[Date Prev][Date Next][Thread Prev][Thread Next][Date Index][Thread Index]

Re: How to model massive nested data

hi Tyler,

I am not sure the Arrow Java libraries have yet been used for
interacting with larger than memory datasets, but this would be a good
opportunity to try to get this working.

In the C++ libraries, any Arrow data structures can easily reference
memory-mapped data on disk; none of the data needs to be in-memory.
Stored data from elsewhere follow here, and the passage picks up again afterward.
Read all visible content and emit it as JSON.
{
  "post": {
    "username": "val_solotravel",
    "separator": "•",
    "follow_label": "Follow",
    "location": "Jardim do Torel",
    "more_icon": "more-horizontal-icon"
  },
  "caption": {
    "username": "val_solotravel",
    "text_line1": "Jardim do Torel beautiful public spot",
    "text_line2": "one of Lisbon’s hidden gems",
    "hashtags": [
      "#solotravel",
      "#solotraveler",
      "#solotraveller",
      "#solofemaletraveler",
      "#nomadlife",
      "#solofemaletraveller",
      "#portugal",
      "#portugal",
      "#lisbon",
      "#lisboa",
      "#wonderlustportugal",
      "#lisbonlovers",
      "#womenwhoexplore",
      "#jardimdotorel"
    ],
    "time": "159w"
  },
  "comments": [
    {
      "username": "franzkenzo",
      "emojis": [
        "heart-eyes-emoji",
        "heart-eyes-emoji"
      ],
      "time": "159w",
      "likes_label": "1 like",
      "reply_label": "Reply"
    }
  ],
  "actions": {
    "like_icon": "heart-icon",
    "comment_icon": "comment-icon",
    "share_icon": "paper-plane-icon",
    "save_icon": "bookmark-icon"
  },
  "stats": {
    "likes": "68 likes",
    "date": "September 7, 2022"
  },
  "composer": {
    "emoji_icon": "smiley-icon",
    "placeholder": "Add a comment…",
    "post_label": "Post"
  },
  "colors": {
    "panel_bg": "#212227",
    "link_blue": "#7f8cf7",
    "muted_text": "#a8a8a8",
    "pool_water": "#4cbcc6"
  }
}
There has been some discussion of adding binary, string, and list
types with 64-bit offsets for extremely large values:
https://issues.apache.org/jira/browse/ARROW-750. Adding this to the
columnar format seems inevitable, so while it isn't there now does not
mean it is out of scope.


On Thu, May 10, 2018 at 4:31 PM, Martin Durant
<martin.durant@xxxxxxxxxxx> wrote:
> This is not directly relevant here, but has anyone looked into oamap (
> https://github.com/diana-hep/oamap ), which is capable of using numba to
> compile python functions which traverse nested data structures down to the
> basic leaf nodes, without creating intermediate python objects. Then the person
> doing the analysis may not need to go to C++ at all. oamap has POC loaders
> for arrow and parquet, but it’s original focus was ROOT, from the high-energy
> physics world.
> —
> Martin Durant
> martin.durant@xxxxxxxxxxx